Miguel A. Gayo Macías |

Oswiecim (Poland), (EFE).- A project to preserve the shoes of 8,000 children who perished in the Holocaust and to prevent the disappearance of what, in many cases, is the last material proof of their existence , was presented this week at the Auschwitz Camp.

The initiative aims to preserve, in their original condition and for as long as possible, the shoes worn by thousands of children interned in the Auschwitz extermination camp during the Second World War.

This is an action initially funded by the Neishlos Foundation and carried out in collaboration with the international organization of the March of the Living, the Aushwitz-Birkenau Foundation and the Auschwitz Museum, in whose premises the conservation work will be carried out.

Auschwitz survivor, discover the glass gallery of the museum
Auschwitz survivor Arie Pinsker looks into the glass gallery of the Auschwitz museum where there is a mountain of shoes that belonged to the victims of the camp. EFE/Miguel Angel Gayo Macias

Phyllis Greenberg Heideman, president of the organization March of the Living, explained to Efe that the project “is a moral obligation” and will provide “material testimony to the brutality of the Nazi regime” which will last for many years to come thanks to this effort.

For his part, Eitan Neishlos, who treasures in a shoebox the material memories he still has of his grandmother, Tamara Zisserman, murdered during the Holocaust, underlined during the presentation of the initiative that “in many cases, those little shoes at Auschwitz are all we have left of the Jewish children who died here.

“With these shoes they took their last steps before they were torn from their mothers’ arms,” ​​Neishlos pointed out, “and while their shoes were taken they were stripped of their names, dreams and their future”.

Thousands of shoes from Holocaust victims

Arie Pinsker, a Holocaust survivor, recounted how, at the age of 14, she arrived at Auschwitz wearing summer shoes, scared and unaware of the horror that awaited her.

Along with 1,000 other children, of whom only Pinsker and three others survived, he was subjected to experimentation by the Nazis and lost his entire family in the Holocaust except for two of his older brothers.

As his hands rest on the glass of the Museum’s gallery where thousands of Auschitz victims’ shoes lie, Pinsker cannot hold back his tears knowing that “maybe my sisters’ shoes are here.”

Bogdan Barnikowski, another Nazi horror survivor, recalled that after walking through the camp, which he described as “the gate to hell” and being registered as prisoner number 192,731, he was was transferred with his mother to the Berlin-Blankenburg labor camp and forced to remove the debris from the city.

In front of some of the children’s shoes that will be preserved, Barnikowski assured that “it is sad to look at these shoes, but at the same time I am happy to know that they will survive as a testimony to the children who died here”.

Some 232,000 children killed at Auschwitz

About 1.1 million people were murdered at Auschwitz, including some 232,000 children who arrived mostly in the second half of 1942.

Almost all were executed upon arrival at the camp and only those who appeared older or stronger were used as slaves; when Auschwitz was liberated in January 1945, only 500 children under the age of 15 remained.

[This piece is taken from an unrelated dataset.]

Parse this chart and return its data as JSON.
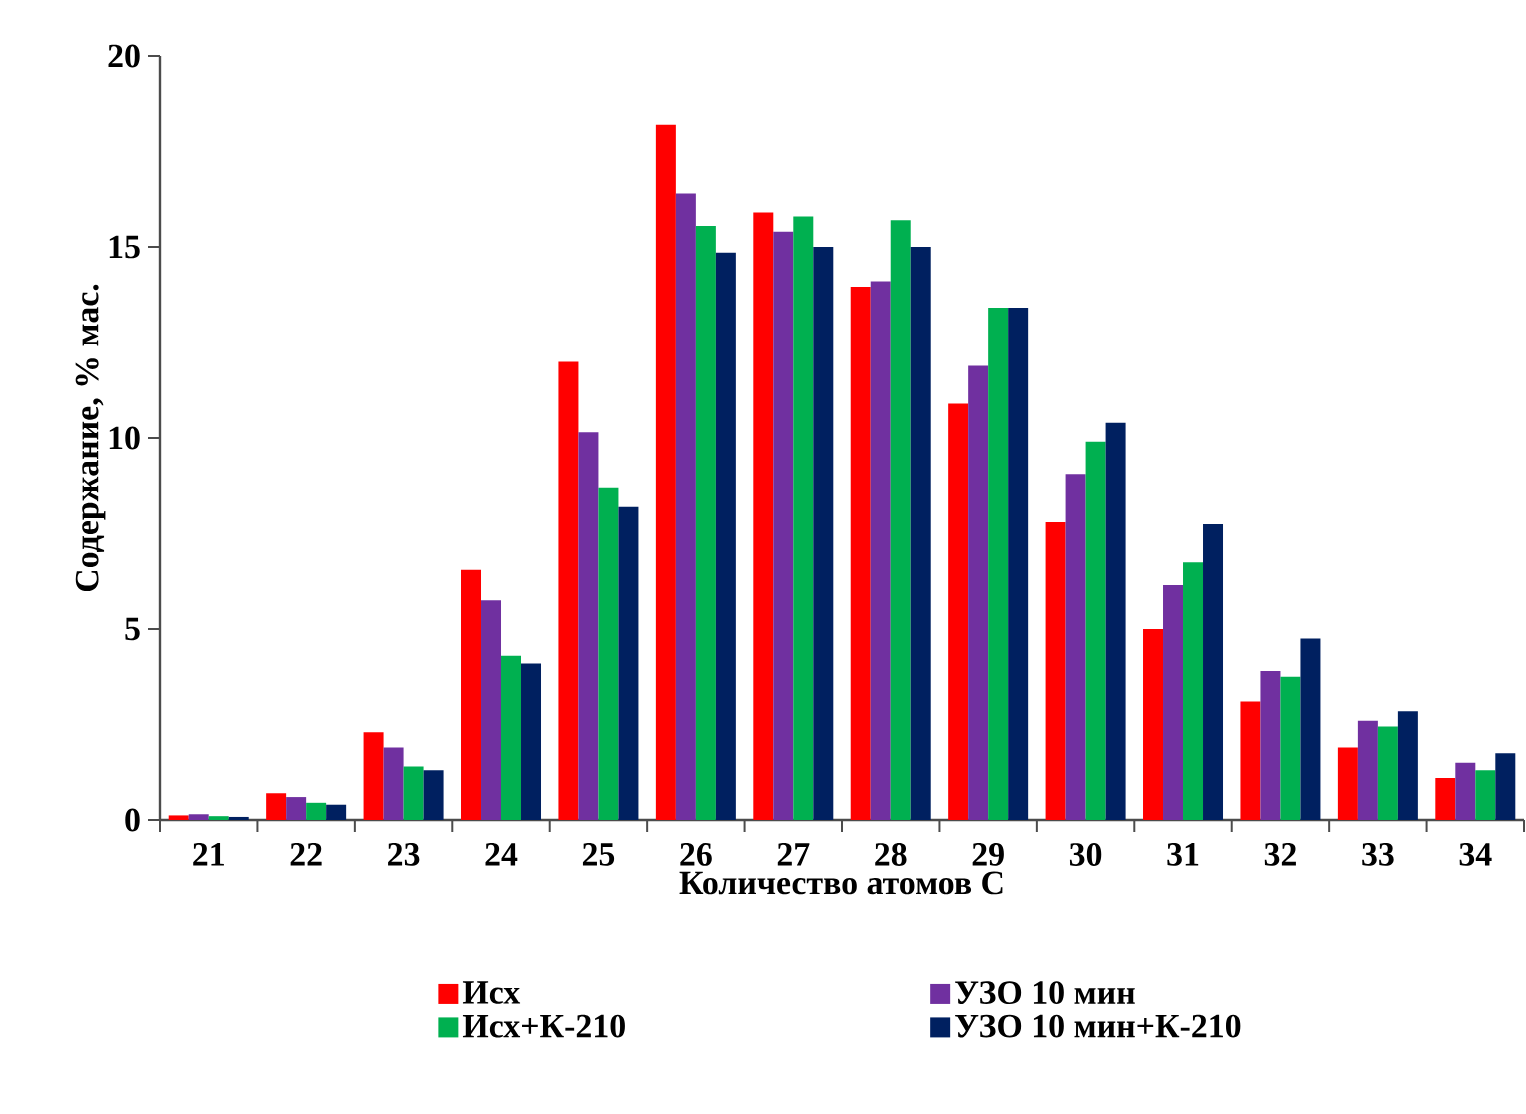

Piotr Cywińsk, director of the Auschwitz museum, pointed out that “the mass murder of children is incomprehensible; such cruelty, such injustice cannot be explained by politics, ideology or opinion” and highlighted the contrast between “the cruelty and insensitivity of the adult world” and “the confident, curious, innocent and helpless, who were thrown into a world they could not understand.”

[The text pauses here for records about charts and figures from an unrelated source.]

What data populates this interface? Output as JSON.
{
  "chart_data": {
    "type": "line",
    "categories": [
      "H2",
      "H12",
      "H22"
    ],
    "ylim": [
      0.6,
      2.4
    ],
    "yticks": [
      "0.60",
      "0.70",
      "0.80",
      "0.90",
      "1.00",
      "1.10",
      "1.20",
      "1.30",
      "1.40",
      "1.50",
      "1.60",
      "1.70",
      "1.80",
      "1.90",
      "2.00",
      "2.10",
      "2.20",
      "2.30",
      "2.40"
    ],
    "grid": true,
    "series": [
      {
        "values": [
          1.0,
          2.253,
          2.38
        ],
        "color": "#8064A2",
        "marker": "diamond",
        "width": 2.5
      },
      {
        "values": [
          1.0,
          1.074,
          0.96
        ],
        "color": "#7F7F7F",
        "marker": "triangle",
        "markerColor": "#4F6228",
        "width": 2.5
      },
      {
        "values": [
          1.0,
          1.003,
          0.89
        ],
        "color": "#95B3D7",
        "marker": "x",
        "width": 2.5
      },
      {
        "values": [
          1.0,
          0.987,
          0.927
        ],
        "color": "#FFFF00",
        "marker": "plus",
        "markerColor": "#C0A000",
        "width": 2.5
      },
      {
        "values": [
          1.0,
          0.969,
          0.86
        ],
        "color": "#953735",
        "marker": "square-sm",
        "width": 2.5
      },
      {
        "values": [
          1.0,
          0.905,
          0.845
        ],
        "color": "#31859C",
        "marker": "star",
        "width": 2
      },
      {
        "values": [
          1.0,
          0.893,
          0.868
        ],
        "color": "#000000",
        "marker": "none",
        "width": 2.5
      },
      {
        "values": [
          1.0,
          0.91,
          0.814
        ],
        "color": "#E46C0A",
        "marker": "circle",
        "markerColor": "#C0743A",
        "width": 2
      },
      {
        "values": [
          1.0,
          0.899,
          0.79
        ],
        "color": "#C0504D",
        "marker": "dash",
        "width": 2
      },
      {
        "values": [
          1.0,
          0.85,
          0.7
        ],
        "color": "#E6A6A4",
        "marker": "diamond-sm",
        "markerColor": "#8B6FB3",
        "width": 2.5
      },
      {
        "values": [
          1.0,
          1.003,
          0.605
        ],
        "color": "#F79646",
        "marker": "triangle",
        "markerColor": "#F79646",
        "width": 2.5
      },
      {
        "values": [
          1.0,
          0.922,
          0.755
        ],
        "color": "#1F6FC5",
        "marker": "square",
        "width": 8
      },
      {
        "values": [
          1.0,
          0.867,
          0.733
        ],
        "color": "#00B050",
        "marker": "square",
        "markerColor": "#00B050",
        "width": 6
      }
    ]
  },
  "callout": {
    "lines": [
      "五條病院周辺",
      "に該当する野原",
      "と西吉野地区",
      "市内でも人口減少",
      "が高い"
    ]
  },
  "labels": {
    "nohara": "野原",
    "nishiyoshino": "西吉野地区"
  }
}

Auschwitz children through their shoes

In front of him, on a white table and in the middle of the aseptic environment of a laboratory, a small brown leather boot with a sock inside seems to symbolize the absence of so many children whose lives have been cut short by the most cruel way, but whose traces will not disappear thanks to this project.

In the rooms of the restorers and researchers of the Auschwitz museum, scientific teams photograph, catalog and meticulously describe each shoe.

Auschwitz survivors display sample shoes.
Among others, Bogdan Barnikowski, survivor of Auschwitz, Phylis Greenberg Heideman, president of the organization March of the Living, and Arie Pinsker, survivor of Auschwitz, during the performance. EFE/Miguel Angel Gayo Macias

Not only the history behind them, but also the different physical characteristics of each piece, such as the material from which they are made, the possible existence of traces allowing to locate to whom they belonged or even the existence of inscriptions , mean that they must be treated each of the shoes as a unique and relevant piece.

Each of the stories behind these pairs of shoes is one more thread in the tapestry of history, it must be known and memorized “so that it does not happen again”, concludes one of the curators.

“In this case, it is not a question of restoring, but of conserving. Because, just as history cannot be changed, the best thing to do is to show it as it was,” he insists.